Can I sell land to settle a loan if my friend defaults?

Full question:

I am loaning a sum of money to a friend and would like to secure the loan by putting first lien on land owned by the person. If the loan was defaulted on would I be able to sell the land to settle the loan? Would the lien be filed in the country where the land is located or the state of residence of the loan recipient?

  • Category: Civil Actions
  • Subcategory: Liens
  • Date:
  • State: National

Answer:

The ability to sell the land to settle the loan depends on the loan's terms, any other creditors, and the type of lien you obtain. If the land is pledged as collateral for the loan, you may take possession if your friend defaults, following the security interest provisions in the loan contract. If the loan is unsecured, you would first need to obtain a judgment for breach of contract, which could then allow you to place a lien on the property owned by the debtor.

The lien must be filed in the county where the property is located. However, be aware that any existing liens on the property will have priority over yours, meaning those debts must be paid first from any sale proceeds.

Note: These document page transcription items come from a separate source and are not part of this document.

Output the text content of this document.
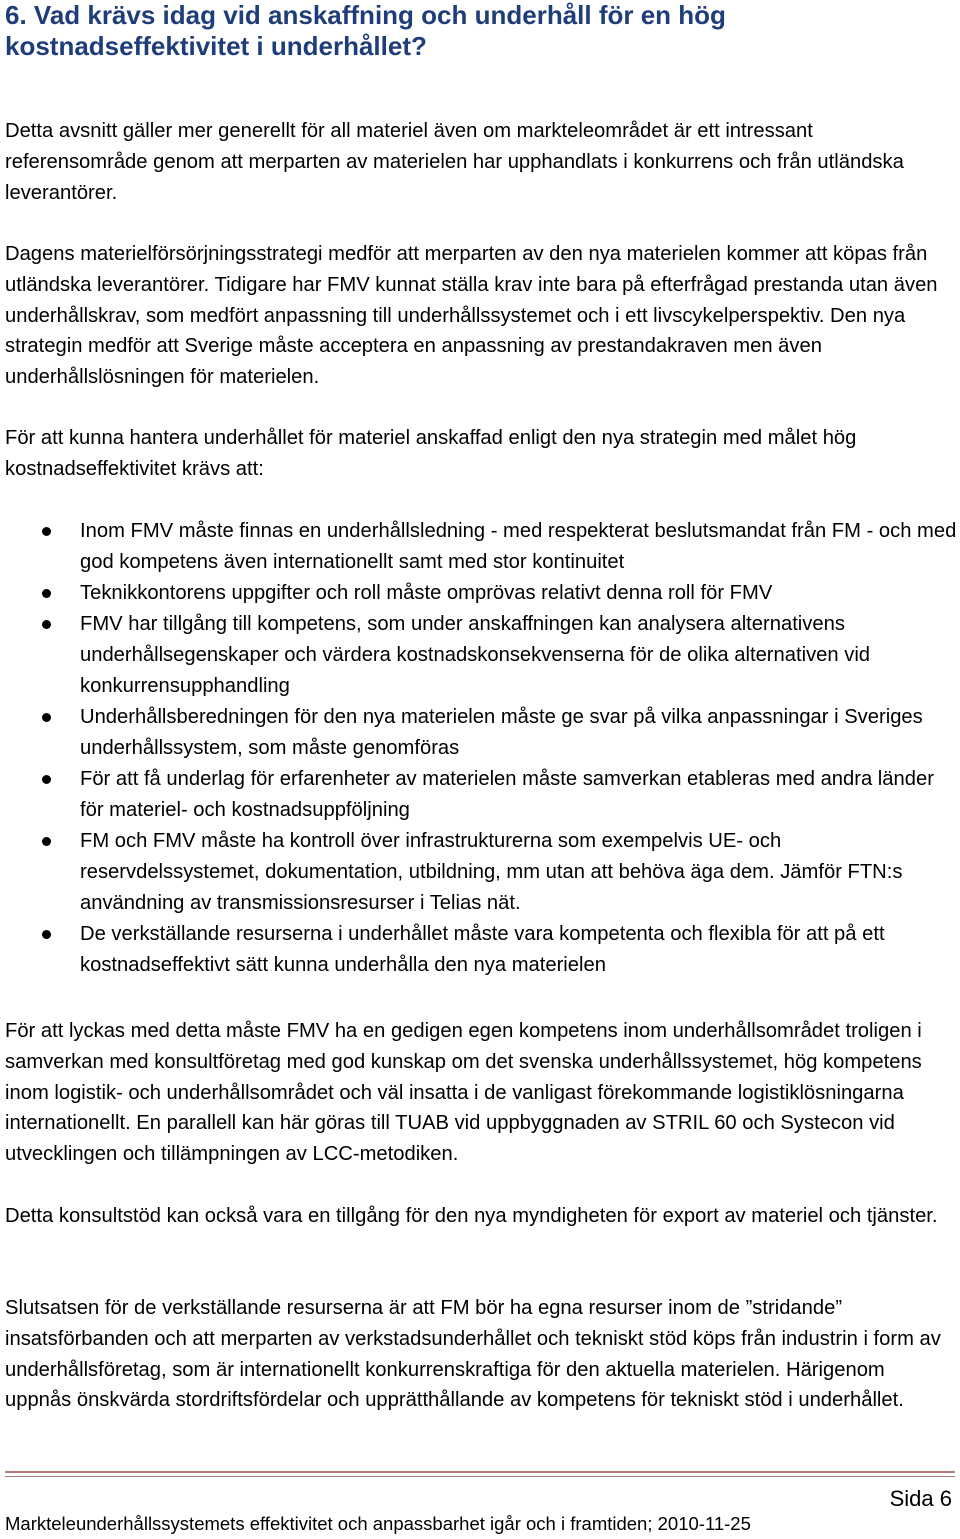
6. Vad krävs idag vid anskaffning och underhåll för en hög kostnadseffektivitet i underhållet?

Detta avsnitt gäller mer generellt för all materiel även om markteleområdet är ett intressant referensområde genom att merparten av materielen har upphandlats i konkurrens och från utländska leverantörer.

Dagens materielförsörjningsstrategi medför att merparten av den nya materielen kommer att köpas från utländska leverantörer. Tidigare har FMV kunnat ställa krav inte bara på efterfrågad prestanda utan även underhållskrav, som medfört anpassning till underhållssystemet och i ett livscykelperspektiv. Den nya strategin medför att Sverige måste acceptera en anpassning av prestandakraven men även underhållslösningen för materielen.

För att kunna hantera underhållet för materiel anskaffad enligt den nya strategin med målet hög kostnadseffektivitet krävs att:

Inom FMV måste finnas en underhållsledning - med respekterat beslutsmandat från FM - och med god kompetens även internationellt samt med stor kontinuitet
Teknikkontorens uppgifter och roll måste omprövas relativt denna roll för FMV
FMV har tillgång till kompetens, som under anskaffningen kan analysera alternativens underhållsegenskaper och värdera kostnadskonsekvenserna för de olika alternativen vid konkurrensupphandling
Underhållsberedningen för den nya materielen måste ge svar på vilka anpassningar i Sveriges underhållssystem, som måste genomföras
För att få underlag för erfarenheter av materielen måste samverkan etableras med andra länder för materiel- och kostnadsuppföljning
FM och FMV måste ha kontroll över infrastrukturerna som exempelvis UE- och reservdelssystemet, dokumentation, utbildning, mm utan att behöva äga dem. Jämför FTN:s användning av transmissionsresurser i Telias nät.
De verkställande resurserna i underhållet måste vara kompetenta och flexibla för att på ett kostnadseffektivt sätt kunna underhålla den nya materielen

För att lyckas med detta måste FMV ha en gedigen egen kompetens inom underhållsområdet troligen i samverkan med konsultföretag med god kunskap om det svenska underhållssystemet, hög kompetens inom logistik- och underhållsområdet och väl insatta i de vanligast förekommande logistiklösningarna internationellt. En parallell kan här göras till TUAB vid uppbyggnaden av STRIL 60 och Systecon vid utvecklingen och tillämpningen av LCC-metodiken.

Detta konsultstöd kan också vara en tillgång för den nya myndigheten för export av materiel och tjänster.

Slutsatsen för de verkställande resurserna är att FM bör ha egna resurser inom de ”stridande” insatsförbanden och att merparten av verkstadsunderhållet och tekniskt stöd köps från industrin i form av underhållsföretag, som är internationellt konkurrenskraftiga för den aktuella materielen. Härigenom uppnås önskvärda stordriftsfördelar och upprätthållande av kompetens för tekniskt stöd i underhållet.

Sida 6
Markteleunderhållssystemets effektivitet och anpassbarhet igår och i framtiden; 2010-11-25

This content is for informational purposes only and is not legal advice. Legal statutes mentioned reflect the law at the time the content was written and may no longer be current. Always verify the latest version of the law before relying on it.

FAQs

Yes, you can file a lien for a personal loan if you have a secured loan agreement. This means the loan is backed by collateral, such as property. If the borrower defaults, you can enforce the lien to recover the debt. However, if the loan is unsecured, you would need to obtain a judgment first before placing a lien on any property owned by the borrower.